But gaslighting in relationships is a thing. A very real, destructive, insidious thing. And recognizing it isn’t so hard if, 1) you know what to look for, and/or, 2) you’re ready to accept you have some big thinking to do.

Fact is, you know when your partner is beating you down, demeaning you, or making you feel crazy as a wolf howling at the moon. Even if you don’t know it consciously, if you stopped and asked yourself, “Do I feel loved in this relationship? Respected? Valued? Adored?” The answers would be, unequivocally, “No, no, no, and, um, no.”

Gaslighting is a psychological term that refers to one partner’s efforts to undermine the other’s grasp on reality in order to gain control. This is done by systematically making the victim feel like whatever the circumstances, her (or his) version of events is skewed, misconstrued, or imagined.

Here are some examples of gaslighting:

Susie tells her fiancé, Brad, she doesn’t like the way he publicly and loudly criticized her cole slaw recipe at their neighborhood block party.

Brad says: I don’t know what you’re talking about. I was just saying it needed a little more salt. And, by the way, no one else heard me. You’re imagining things.

Susie thinks: Maybe I misheard what he said. To be honest, I am a little bit sensitive about my cooking. I should probably work on that.

Bobby tells his wife, Cathy, he was embarrassed when she told their friends he had been a bedwetter as a child.

Cathy says: I would never embarrass you. Are you accusing me of embarrassing you? Because that’s in your head.

Bobby thinks: Cathy’s right. I mean, she’s my wife! She would never intentionally embarrass me, right? Plus, they’re our good friends. Maybe I shouldn’t be embarrassed.

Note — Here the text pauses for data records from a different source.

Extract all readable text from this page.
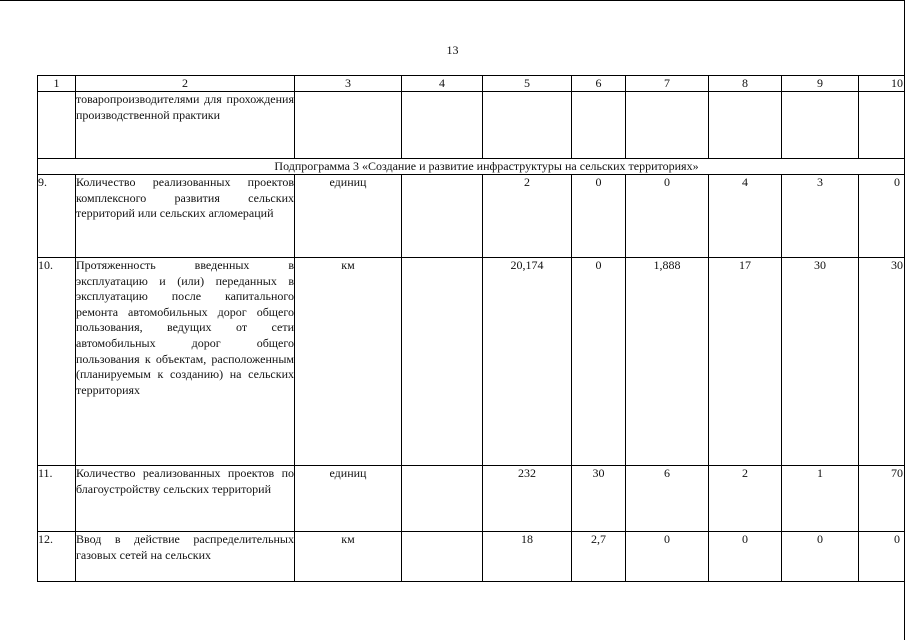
13
1	2	3	4	5	6	7	8	9	10

	товаропроизводителями для прохождения производственной практики								

Подпрограмма 3 «Создание и развитие инфраструктуры на сельских территориях»									
9.	Количество реализованных проектов комплексного развития сельских территорий или сельских агломераций	единиц		2	0	0	4	3	0
10.	Протяженность введенных в эксплуатацию и (или) переданных в эксплуатацию после капитального ремонта автомобильных дорог общего пользования, ведущих от сети автомобильных дорог общего пользования к объектам, расположенным (планируемым к созданию) на сельских территориях	км		20,174	0	1,888	17	30	30
11.	Количество реализованных проектов по благоустройству сельских территорий	единиц		232	30	6	2	1	70
12.	Ввод в действие распределительных газовых сетей на сельских	км		18	2,7	0	0	0	0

Lucy tells her partner, Maddie, she was hurt when Maddie openly flirted with their waitress.

Maddie says: What are you talking about? I’m only being friendly. Maybe you’re the one who’s flirting and you’re trying to project your guilt onto me.

Lucy thinks: Why do I have to be so jealous and insecure? Maddie is just being nice to a stranger. I should be grateful I have such a loyal girlfriend.

Gaslighting demands the victim replace her reality with her partner’s rendition. When it goes on long enough — and with enough constancy — it achieves its goal. The victim internalizes her partner’s assertions and rejects her own. Her internal radar — one which we are all equipped with to keep our emotional, physical and psychological selves safe from harm — shuts down.

What happens when you can’t trust your gut? What happens when your feelings are no longer reliable? What happens when you continually question your interpretations, memories, and value?

What do those things do to your psyche?

Gaslighting does what any systematic abuse does to any psyche. It makes you forfeit your own truth. Self-doubt takes over because you no longer rely on your reality. You lose touch with who you once were or thought you were — because everything is hazy now. You desperately want the someone closest to you to validate your feelings, beliefs, and experiences. But the validation never comes.

Any of these sound familiar?

“I was only joking with you. I don’t know why you get so upset.”

“You’re the only one who thinks I’m mean. People love me.”

“I don’t know why you think Doug is your friend. That’s not what he tells other people.”

“You only got that promotion at work because your boss felt sorry for you. Everyone knows that.”

“Why don’t you lighten up a little bit? Even the kids don’t want to be around you.”

“I never said anything remotely like that. Maybe you need your hearing checked.”

“I know you think you’re a good person, but you’re not.”

These are the kinds of comments you’re hearing — and worse — if you’re a victim of gaslighting. Because a gaslighting partner not only wants you to doubt yourself, he wants to destroy your truth, your core. So that the only reality you’re left with is his/hers.

This is why gaslighting is really a thing. And it’s a thing that can and will determine how you experience yourself and your life for as long as you choose to stay in a relationship with someone who’d rather control you than love you, who’d rather distort your feelings than honor them, who’d rather tear you down than lift you up.

Does any of that treatment fit into any dream of any relationship you ever thought you’d be in? Guessing not. Good news is you don’t have to buy into anymore of this upside-down reality. Get the help you need to find your way back to you. Because the world needs you. Because your feelings, opinions, experiences and reactions matter. Because your heart matters. Because you do.